Alhaitham decided that for today, he would be a benevolent author. “Well, as you know, Tsubasa traded his immortality over to restore Shinji’s lost memories, but then when Shinji opened his eyes, Tsubasa was gone.”
“Yes, that’s where it ended, so what happened next!”
“Calm down, I’m getting to it,” Alhaitham said, taking a slow, deliberate sip of tea. “So after that, Shinji went up to all the gods and tried to find Tsubasa, only to realise that Tsubasa had made the other gods promise not to ever tell Shinji of his whereabouts.”
“WHAT?” Kaveh exclaimed, rushing over to take a seat next to Alhaitham, “Why! What happened!”

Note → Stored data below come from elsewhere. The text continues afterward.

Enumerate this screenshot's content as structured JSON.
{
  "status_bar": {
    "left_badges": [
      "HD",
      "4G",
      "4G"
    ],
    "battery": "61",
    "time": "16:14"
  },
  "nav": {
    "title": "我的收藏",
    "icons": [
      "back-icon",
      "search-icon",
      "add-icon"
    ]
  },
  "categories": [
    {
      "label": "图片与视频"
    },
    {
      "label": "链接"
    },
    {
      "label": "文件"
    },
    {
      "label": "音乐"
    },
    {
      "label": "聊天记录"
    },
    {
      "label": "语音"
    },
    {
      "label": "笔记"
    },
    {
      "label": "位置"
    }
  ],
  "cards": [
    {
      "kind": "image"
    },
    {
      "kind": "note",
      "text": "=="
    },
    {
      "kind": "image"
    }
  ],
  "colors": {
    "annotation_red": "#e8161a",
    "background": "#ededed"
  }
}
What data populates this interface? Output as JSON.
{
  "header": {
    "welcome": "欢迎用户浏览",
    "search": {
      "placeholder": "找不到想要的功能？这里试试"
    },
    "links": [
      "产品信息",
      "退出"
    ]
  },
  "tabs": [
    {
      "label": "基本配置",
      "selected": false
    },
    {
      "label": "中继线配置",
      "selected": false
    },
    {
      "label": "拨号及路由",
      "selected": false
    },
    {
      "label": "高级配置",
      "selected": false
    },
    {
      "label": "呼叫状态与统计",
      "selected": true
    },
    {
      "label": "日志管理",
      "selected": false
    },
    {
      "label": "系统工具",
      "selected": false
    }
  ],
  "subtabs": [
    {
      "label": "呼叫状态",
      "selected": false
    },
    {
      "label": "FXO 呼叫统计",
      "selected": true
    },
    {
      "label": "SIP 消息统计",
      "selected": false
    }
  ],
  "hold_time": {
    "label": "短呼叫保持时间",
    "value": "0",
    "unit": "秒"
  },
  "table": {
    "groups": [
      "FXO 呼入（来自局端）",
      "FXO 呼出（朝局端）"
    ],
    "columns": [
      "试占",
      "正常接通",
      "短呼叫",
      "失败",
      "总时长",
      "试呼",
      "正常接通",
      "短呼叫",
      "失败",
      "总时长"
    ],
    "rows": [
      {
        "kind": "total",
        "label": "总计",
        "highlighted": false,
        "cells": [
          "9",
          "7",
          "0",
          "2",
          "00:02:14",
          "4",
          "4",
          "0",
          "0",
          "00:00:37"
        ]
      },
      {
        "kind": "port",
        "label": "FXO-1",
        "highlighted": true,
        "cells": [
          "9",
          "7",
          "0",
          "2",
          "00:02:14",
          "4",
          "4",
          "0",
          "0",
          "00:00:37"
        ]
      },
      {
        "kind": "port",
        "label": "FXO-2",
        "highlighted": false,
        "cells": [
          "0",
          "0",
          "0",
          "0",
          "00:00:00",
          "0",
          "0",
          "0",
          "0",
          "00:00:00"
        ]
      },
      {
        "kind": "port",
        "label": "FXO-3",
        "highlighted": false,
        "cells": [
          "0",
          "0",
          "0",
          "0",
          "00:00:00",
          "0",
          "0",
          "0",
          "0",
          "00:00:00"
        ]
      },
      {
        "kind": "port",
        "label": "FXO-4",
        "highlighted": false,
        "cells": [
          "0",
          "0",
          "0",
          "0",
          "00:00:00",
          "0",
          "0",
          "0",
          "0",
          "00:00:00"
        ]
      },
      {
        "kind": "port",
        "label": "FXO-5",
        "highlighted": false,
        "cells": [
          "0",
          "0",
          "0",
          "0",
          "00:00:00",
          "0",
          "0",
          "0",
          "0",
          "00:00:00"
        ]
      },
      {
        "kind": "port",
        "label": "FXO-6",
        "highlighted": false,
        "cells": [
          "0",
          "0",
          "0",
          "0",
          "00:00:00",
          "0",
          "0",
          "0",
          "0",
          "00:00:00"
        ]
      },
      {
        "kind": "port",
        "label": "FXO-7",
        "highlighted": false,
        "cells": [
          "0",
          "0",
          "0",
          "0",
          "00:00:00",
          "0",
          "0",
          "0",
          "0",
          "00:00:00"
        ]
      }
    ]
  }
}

Alhaitham chuckled at Kaveh’s rapt interest in the story. “Because Tsubasa was dying,” he said calmly, and he absolutely loved how Kaveh’s eyes, impossibly, further widened.
“Why! How!”
“Because he had been suffering from Hanahaki the entire time,” Alhaitham said, a wicked grin on his face, as he had been particularly proud of plotting this new arc in the story, “Remember? The flowers that were hinted at in ‘The Impossible Trials of a Broken Heart’. And the moment he lost his immortality, he realised he was dying.”

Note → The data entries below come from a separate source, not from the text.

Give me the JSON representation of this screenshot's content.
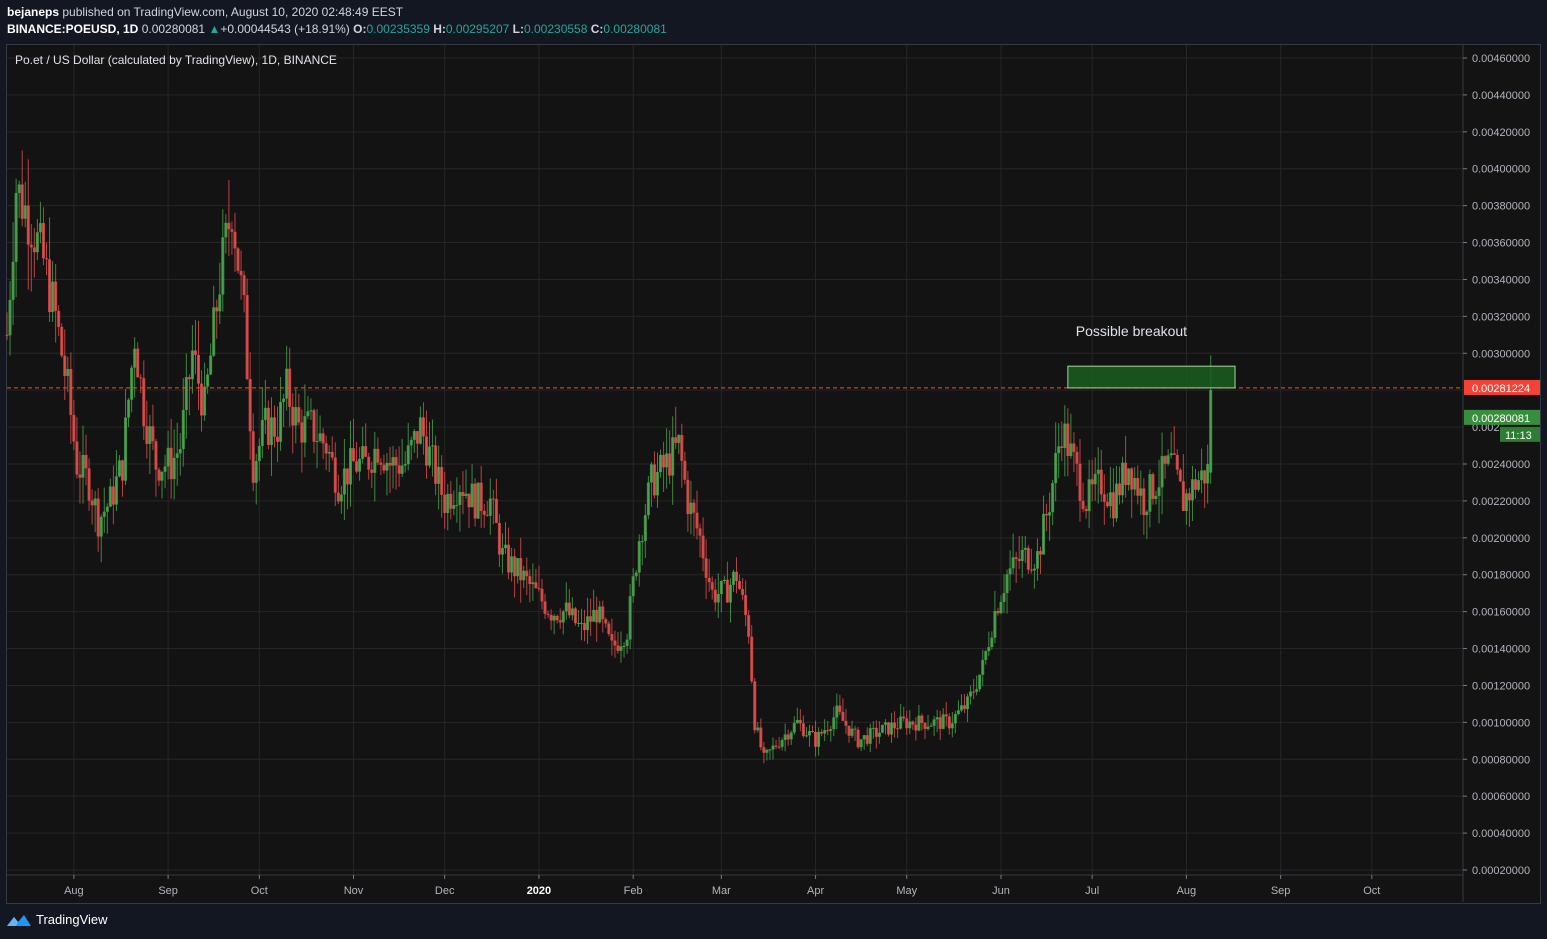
{
  "header": {
    "author": "bejaneps",
    "published_text": "published on TradingView.com, August 10, 2020 02:48:49 EEST",
    "symbol": "BINANCE:POEUSD, 1D",
    "last": "0.00280081",
    "change_arrow": "▲",
    "change": "+0.00044543 (+18.91%)",
    "o_label": "O:",
    "o_value": "0.00235359",
    "h_label": "H:",
    "h_value": "0.00295207",
    "l_label": "L:",
    "l_value": "0.00230558",
    "c_label": "C:",
    "c_value": "0.00280081"
  },
  "legend": "Po.et / US Dollar (calculated by TradingView), 1D, BINANCE",
  "annotation": "Possible breakout",
  "price_labels": {
    "resistance": "0.00281224",
    "last": "0.00280081",
    "countdown": "11:13"
  },
  "footer": {
    "brand": "TradingView",
    "logo_icon": "tradingview-logo-icon"
  },
  "colors": {
    "background": "#131313",
    "grid": "#262626",
    "up": "#4caf50",
    "down": "#ef5350",
    "resistance": "#f4511e",
    "breakout_box": "#1b5e20"
  },
  "chart_data": {
    "type": "candlestick",
    "yaxis": {
      "ylim": [
        0.0002,
        0.0046
      ],
      "ticks": [
        "0.00460000",
        "0.00440000",
        "0.00420000",
        "0.00400000",
        "0.00380000",
        "0.00360000",
        "0.00340000",
        "0.00320000",
        "0.00300000",
        "0.00240000",
        "0.00220000",
        "0.00200000",
        "0.00180000",
        "0.00160000",
        "0.00140000",
        "0.00120000",
        "0.00100000",
        "0.00080000",
        "0.00060000",
        "0.00040000",
        "0.00020000"
      ],
      "tick_values": [
        0.0046,
        0.0044,
        0.0042,
        0.004,
        0.0038,
        0.0036,
        0.0034,
        0.0032,
        0.003,
        0.0024,
        0.0022,
        0.002,
        0.0018,
        0.0016,
        0.0014,
        0.0012,
        0.001,
        0.0008,
        0.0006,
        0.0004,
        0.0002
      ]
    },
    "xaxis": {
      "range": [
        "2019-07-10",
        "2020-10-31"
      ],
      "ticks": [
        {
          "label": "Aug",
          "date": "2019-08-01"
        },
        {
          "label": "Sep",
          "date": "2019-09-01"
        },
        {
          "label": "Oct",
          "date": "2019-10-01"
        },
        {
          "label": "Nov",
          "date": "2019-11-01"
        },
        {
          "label": "Dec",
          "date": "2019-12-01"
        },
        {
          "label": "2020",
          "date": "2020-01-01",
          "bold": true
        },
        {
          "label": "Feb",
          "date": "2020-02-01"
        },
        {
          "label": "Mar",
          "date": "2020-03-01"
        },
        {
          "label": "Apr",
          "date": "2020-04-01"
        },
        {
          "label": "May",
          "date": "2020-05-01"
        },
        {
          "label": "Jun",
          "date": "2020-06-01"
        },
        {
          "label": "Jul",
          "date": "2020-07-01"
        },
        {
          "label": "Aug",
          "date": "2020-08-01"
        },
        {
          "label": "Sep",
          "date": "2020-09-01"
        },
        {
          "label": "Oct",
          "date": "2020-10-01"
        }
      ]
    },
    "series": {
      "close_path": [
        [
          "2019-07-10",
          0.0031
        ],
        [
          "2019-07-13",
          0.0039
        ],
        [
          "2019-07-18",
          0.0037
        ],
        [
          "2019-07-22",
          0.0035
        ],
        [
          "2019-07-26",
          0.0032
        ],
        [
          "2019-07-30",
          0.0028
        ],
        [
          "2019-08-02",
          0.0024
        ],
        [
          "2019-08-06",
          0.0023
        ],
        [
          "2019-08-09",
          0.0021
        ],
        [
          "2019-08-13",
          0.0022
        ],
        [
          "2019-08-17",
          0.0024
        ],
        [
          "2019-08-21",
          0.0031
        ],
        [
          "2019-08-24",
          0.0027
        ],
        [
          "2019-08-28",
          0.0024
        ],
        [
          "2019-09-02",
          0.0024
        ],
        [
          "2019-09-05",
          0.0025
        ],
        [
          "2019-09-09",
          0.003
        ],
        [
          "2019-09-13",
          0.0027
        ],
        [
          "2019-09-18",
          0.0034
        ],
        [
          "2019-09-22",
          0.0038
        ],
        [
          "2019-09-26",
          0.0032
        ],
        [
          "2019-09-29",
          0.0024
        ],
        [
          "2019-10-03",
          0.0026
        ],
        [
          "2019-10-07",
          0.0026
        ],
        [
          "2019-10-10",
          0.0028
        ],
        [
          "2019-10-14",
          0.0026
        ],
        [
          "2019-10-18",
          0.0026
        ],
        [
          "2019-10-23",
          0.0025
        ],
        [
          "2019-10-27",
          0.0023
        ],
        [
          "2019-11-01",
          0.0024
        ],
        [
          "2019-11-05",
          0.0024
        ],
        [
          "2019-11-09",
          0.0025
        ],
        [
          "2019-11-13",
          0.0024
        ],
        [
          "2019-11-18",
          0.0024
        ],
        [
          "2019-11-23",
          0.0026
        ],
        [
          "2019-11-27",
          0.0024
        ],
        [
          "2019-12-01",
          0.0022
        ],
        [
          "2019-12-06",
          0.0023
        ],
        [
          "2019-12-11",
          0.0022
        ],
        [
          "2019-12-16",
          0.0022
        ],
        [
          "2019-12-20",
          0.0019
        ],
        [
          "2019-12-26",
          0.0018
        ],
        [
          "2019-12-31",
          0.0017
        ],
        [
          "2020-01-05",
          0.0016
        ],
        [
          "2020-01-10",
          0.0016
        ],
        [
          "2020-01-15",
          0.0015
        ],
        [
          "2020-01-20",
          0.0016
        ],
        [
          "2020-01-25",
          0.0014
        ],
        [
          "2020-01-30",
          0.0015
        ],
        [
          "2020-02-03",
          0.002
        ],
        [
          "2020-02-07",
          0.0023
        ],
        [
          "2020-02-12",
          0.0024
        ],
        [
          "2020-02-16",
          0.0025
        ],
        [
          "2020-02-19",
          0.0022
        ],
        [
          "2020-02-23",
          0.002
        ],
        [
          "2020-02-27",
          0.0017
        ],
        [
          "2020-03-02",
          0.0017
        ],
        [
          "2020-03-06",
          0.0018
        ],
        [
          "2020-03-10",
          0.0015
        ],
        [
          "2020-03-12",
          0.001
        ],
        [
          "2020-03-15",
          0.0008
        ],
        [
          "2020-03-20",
          0.0009
        ],
        [
          "2020-03-26",
          0.001
        ],
        [
          "2020-04-01",
          0.0009
        ],
        [
          "2020-04-08",
          0.00105
        ],
        [
          "2020-04-15",
          0.0009
        ],
        [
          "2020-04-22",
          0.00095
        ],
        [
          "2020-04-30",
          0.001
        ],
        [
          "2020-05-08",
          0.001
        ],
        [
          "2020-05-15",
          0.001
        ],
        [
          "2020-05-21",
          0.0011
        ],
        [
          "2020-05-26",
          0.0013
        ],
        [
          "2020-05-30",
          0.0016
        ],
        [
          "2020-06-03",
          0.0018
        ],
        [
          "2020-06-08",
          0.0019
        ],
        [
          "2020-06-13",
          0.0019
        ],
        [
          "2020-06-17",
          0.0022
        ],
        [
          "2020-06-21",
          0.0026
        ],
        [
          "2020-06-25",
          0.0024
        ],
        [
          "2020-06-29",
          0.0022
        ],
        [
          "2020-07-04",
          0.0023
        ],
        [
          "2020-07-08",
          0.0022
        ],
        [
          "2020-07-13",
          0.0024
        ],
        [
          "2020-07-18",
          0.0022
        ],
        [
          "2020-07-22",
          0.0023
        ],
        [
          "2020-07-27",
          0.0024
        ],
        [
          "2020-07-31",
          0.0022
        ],
        [
          "2020-08-04",
          0.0023
        ],
        [
          "2020-08-08",
          0.00236
        ],
        [
          "2020-08-09",
          0.00280081
        ]
      ]
    },
    "resistance_line": 0.00281224,
    "breakout_box": {
      "from": "2020-06-23",
      "to": "2020-08-17",
      "low": 0.00281224,
      "high": 0.00293
    }
  }
}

“Hanahaki? On top of amnesia? Alhaitham, what the hell?” Kaveh asked, flabbergasted.
“I’m just giving the people what they want,” Alhaitham said with a shrug.
“But Shinji loves Tsubasa! Now that his memories are back, that should be an instant cure for Hanahaki!” Kaveh argued.
Alhaitham shook his head, a bittersweet smile now resting on his lips. “For a very avid reader, you seem to have misread a very important part of the story.”
Kaveh furrowed his brows, shaking his head. “There is no way,” he insisted.
“You see,” Alhaitham said calmly, “While Tsubasa does love Shinji, Shinji doesn’t love him back.”